Pilot project tests the production of electricity-based e-fuels for the first time in Bottrop. The Federal Ministry of Transport is funding the project with around twelve million euros.

Wastewater treatment plants do not only consume a great amount of energy – they now also produce a great deals of regenerative energy. The Emschergenossenschaft’s Bottrop wastewater treatment plant is already Germany’s first completely energy-autonomous large-scale treatment plant and is now also the scene of a very special pilot project: In the “E-BO(2)t” project, the production of electricity-based e-fuels is to be implemented for the first time on a scale that has so far never been seen before. The Federal Ministry for Digital and Transport (BMDV – Bundesministerium für Digitales und Verkehr) is providing 12.45 million euros in funding support for the project, in which the water, energy and transport sectors will be optimally coupled.

“In order to achieve the set climate targets in transport, we need to learn more about how the coupling of the water, energy and transport sectors can be gainfully used for the production of renewable e-fuels. This is precisely what the E-BO(2)t pilot project here in Bottrop aims to do, and I am therefore particularly pleased that the BMDV is supporting this forward-looking project with over 12 million euros,” says Oliver Luksic, Parliamentary State Secretary at the Federal Ministry for Digital and Transport.

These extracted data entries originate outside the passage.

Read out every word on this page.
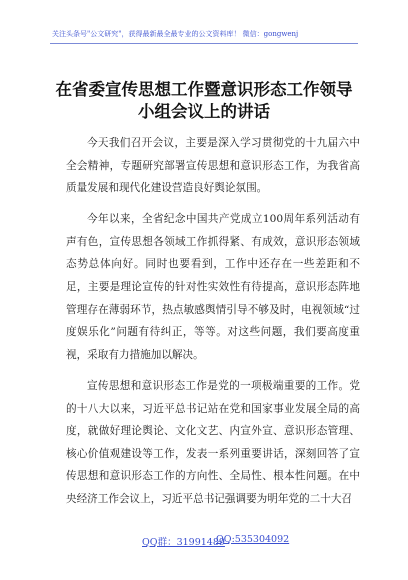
关注头条号"公文研究"，获得最新最全最专业的公文资料库！ 微信：gongwenj
在省委宣传思想工作暨意识形态工作领导小组会议上的讲话

今天我们召开会议，主要是深入学习贯彻党的十九届六中全会精神，专题研究部署宣传思想和意识形态工作，为我省高质量发展和现代化建设营造良好舆论氛围。

今年以来，全省纪念中国共产党成立100周年系列活动有声有色，宣传思想各领域工作抓得紧、有成效，意识形态领域态势总体向好。同时也要看到，工作中还存在一些差距和不足，主要是理论宣传的针对性实效性有待提高，意识形态阵地管理存在薄弱环节，热点敏感舆情引导不够及时，电视领域“过度娱乐化”问题有待纠正，等等。对这些问题，我们要高度重视，采取有力措施加以解决。

宣传思想和意识形态工作是党的一项极端重要的工作。党的十八大以来，习近平总书记站在党和国家事业发展全局的高度，就做好理论舆论、文化文艺、内宣外宣、意识形态管理、核心价值观建设等工作，发表一系列重要讲话，深刻回答了宣传思想和意识形态工作的方向性、全局性、根本性问题。在中央经济工作会议上，习近平总书记强调要为明年党的二十大召

QQ群：31991489
QQ:535304092
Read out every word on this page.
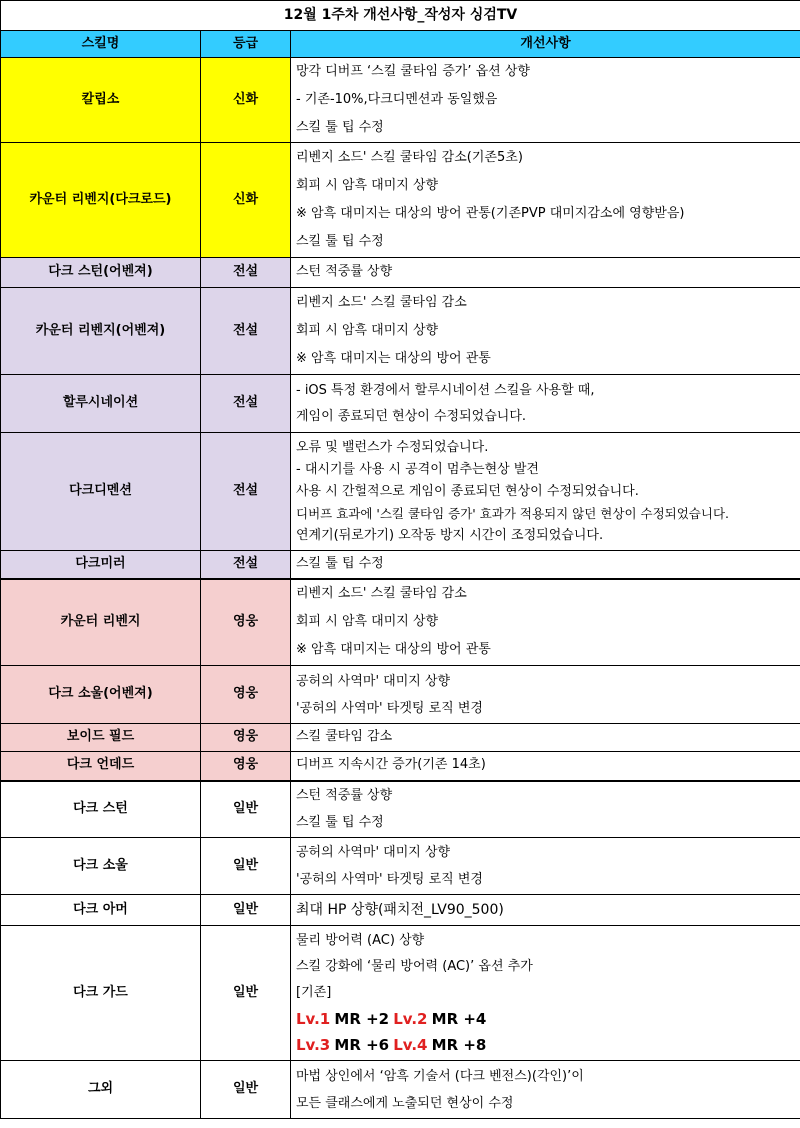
12월 1주차 개선사항_작성자 싱검TV		
스킬명	등급	개선사항
칼립소	신화	망각 디버프 ‘스킬 쿨타임 증가’ 옵션 상향
- 기존-10%,다크디멘션과 동일했음
스킬 툴 팁 수정

카운터 리벤지(다크로드)	신화	리벤지 소드' 스킬 쿨타임 감소(기존5초)
회피 시 암흑 대미지 상향
※ 암흑 대미지는 대상의 방어 관통(기존PVP 대미지감소에 영향받음)
스킬 툴 팁 수정

다크 스턴(어벤져)	전설	스턴 적중률 상향

카운터 리벤지(어벤져)	전설	리벤지 소드' 스킬 쿨타임 감소
회피 시 암흑 대미지 상향
※ 암흑 대미지는 대상의 방어 관통

할루시네이션	전설	- iOS 특정 환경에서 할루시네이션 스킬을 사용할 때,
게임이 종료되던 현상이 수정되었습니다.

다크디멘션	전설	오류 및 밸런스가 수정되었습니다.
- 대시기를 사용 시 공격이 멈추는현상 발견
사용 시 간헐적으로 게임이 종료되던 현상이 수정되었습니다.
디버프 효과에 '스킬 쿨타임 증가' 효과가 적용되지 않던 현상이 수정되었습니다.
연계기(뒤로가기) 오작동 방지 시간이 조정되었습니다.

다크미러	전설	스킬 툴 팁 수정

카운터 리벤지	영웅	리벤지 소드' 스킬 쿨타임 감소
회피 시 암흑 대미지 상향
※ 암흑 대미지는 대상의 방어 관통

다크 소울(어벤져)	영웅	공허의 사역마' 대미지 상향
'공허의 사역마' 타겟팅 로직 변경

보이드 필드	영웅	스킬 쿨타임 감소

다크 언데드	영웅	디버프 지속시간 증가(기존 14초)

다크 스턴	일반	스턴 적중률 상향
스킬 툴 팁 수정

다크 소울	일반	공허의 사역마' 대미지 상향
'공허의 사역마' 타겟팅 로직 변경

다크 아머	일반	최대 HP 상향(패치전_LV90_500)

다크 가드	일반	물리 방어력 (AC) 상향
스킬 강화에 ‘물리 방어력 (AC)’ 옵션 추가
[기존]
Lv.1 MR +2 Lv.2 MR +4
Lv.3 MR +6 Lv.4 MR +8

그외	일반	마법 상인에서 ‘암흑 기술서 (다크 벤전스)(각인)’이
모든 클래스에게 노출되던 현상이 수정
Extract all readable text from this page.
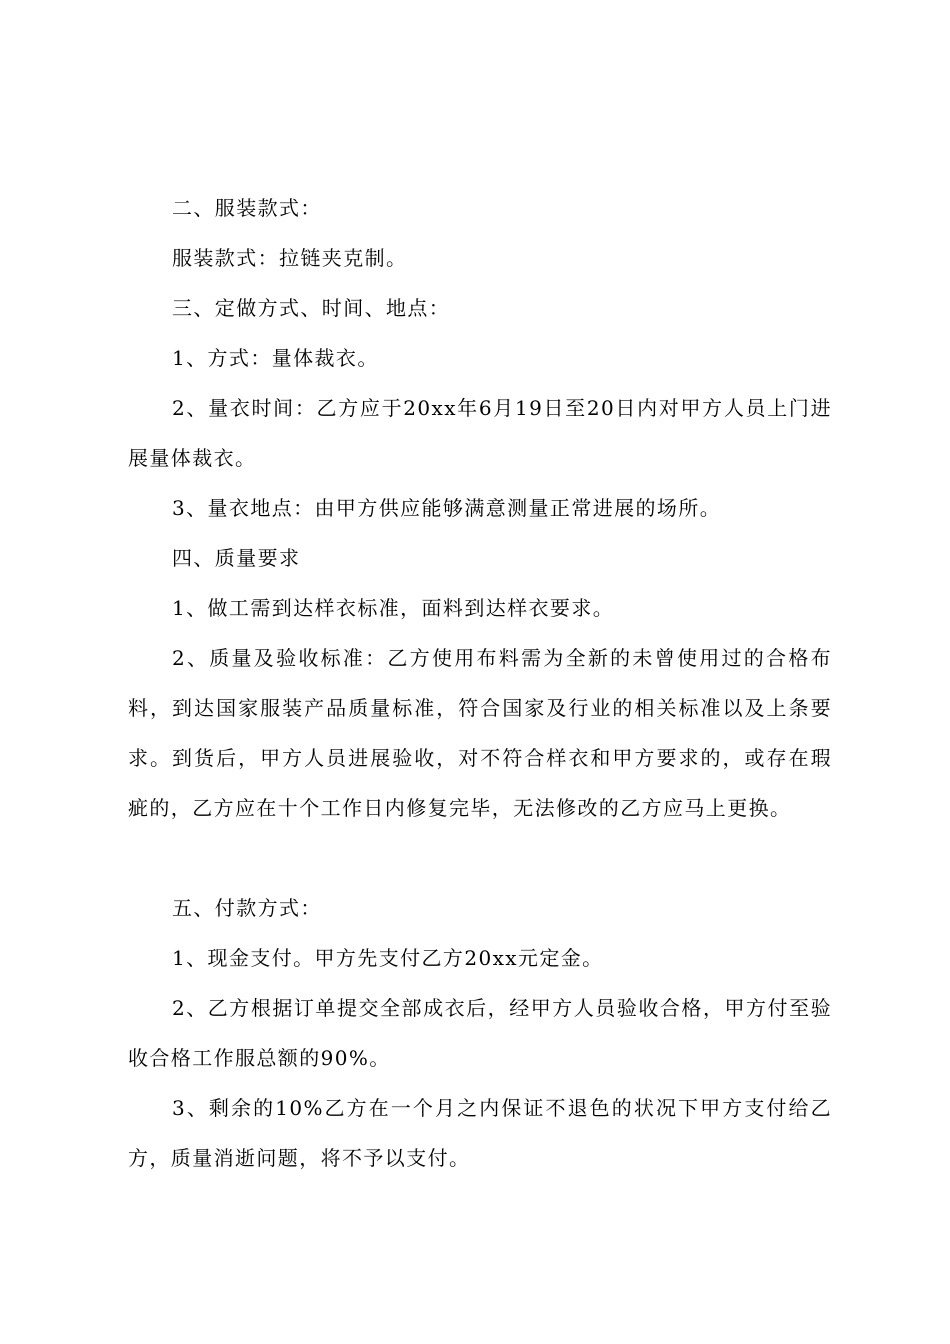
二、服装款式：

服装款式：拉链夹克制。

三、定做方式、时间、地点：

1、方式：量体裁衣。

2、量衣时间：乙方应于20xx年6月19日至20日内对甲方人员上门进展量体裁衣。

3、量衣地点：由甲方供应能够满意测量正常进展的场所。

四、质量要求

1、做工需到达样衣标准，面料到达样衣要求。

2、质量及验收标准：乙方使用布料需为全新的未曾使用过的合格布料，到达国家服装产品质量标准，符合国家及行业的相关标准以及上条要求。到货后，甲方人员进展验收，对不符合样衣和甲方要求的，或存在瑕疵的，乙方应在十个工作日内修复完毕，无法修改的乙方应马上更换。

五、付款方式：

1、现金支付。甲方先支付乙方20xx元定金。

2、乙方根据订单提交全部成衣后，经甲方人员验收合格，甲方付至验收合格工作服总额的90%。

3、剩余的10%乙方在一个月之内保证不退色的状况下甲方支付给乙方，质量消逝问题，将不予以支付。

For the production of green methanol-based fuels from carbon dioxide and hydrogen, wastewater treatment plants are characterised by several locational advantages: Wastewater treatment plants offer an excellent infrastructure for the construction of electrolysers. Iin addition to hydrogen production, they can make use of the co-produced pure oxygen in wastewater treatment to maintain clean waters. Another unique feature is a highly concentrated and thus easy-to-separate green carbon dioxide source. Sewage gas contains 30 to 50 percent green CO2 – which is extracted at the Bottrop wastewater treatment plant in the course of the treatment of wastewater and the resulting sewage sludge utilisation in the four digesters of the Emschergenossenschaft that are visible from afar. In addition, wastewater treatment plants have a dynamic electricity and heat balance that can be used for the energy needs of the e-methanol facility.

“The advantage for us as wastewater treatment plant operators lies, among other things, in the green use of the carbon dioxide produced during the generation of sewage gas, as well as in the production of storable methanol as a fuel for commercial vehicles that could not previously be electrified, and for backup power generators in the event of emergencies, such as for the operation of our pumping stations during a power outage, as well as an agent in the elimination of nitrogen. Moreover, being an important raw material worldwide, green methanol can reduce the chemical industry’s dependence on fossil raw materials,” says Dr. Frank Obenaus, Technical Director of the Emschergenossenschaft.

As part of the “E-BO(2)t” pilot project, these synergy potentials are being investigated for the first time and operating experience is being gathered by means of an innovative “power-to-methanol” demonstration plant at the Bottrop wastewater treatment plant. The core of the project is the construction of the demonstration facility, which consists of the subcomponents carbon dioxide separation, electrolyser and methanol synthesis. “The system consisting of a wastewater treatment plant and an e-methanol plant will be scientifically monitored and tested for scalability and replication. If successful, the project at the Emschergenossenschaft wastewater treatment plant can set an example and serve as a blueprint for numerous other wastewater treatment plants,” says Dr. Frank-Andreas Weber, Managing Director of the Research Institute for Water Management and Climate Future at RWTH Aachen e.V. (FiW – Forschungsinstitut für Wasserwirtschaft und Klimazukunft).

The Emschergenossenschaft, the FiW and OWI Science for Fuels gGmbH research institutes as well as the electrolyser manufacturer Aspens GmbH are working together in partnership in a project consortium for the ambitious coupling of the water-energy-transport sectors in order to bring research results into large-scale application.

The “E-BO(2)t” project is being supported by the Federal Ministry for Digital and Transport with a total of 12.45 million euros in funding as part of the overall Renewable Fuels Concept. The funding guideline for the development of renewable fuels is coordinated by NOW GmbH and implemented by the project management organisations VDI/VDE Innovation + Technik GmbH and the Fachagentur Nachwachsende Rohstoffe e. V. (Agency for Renewable Resources).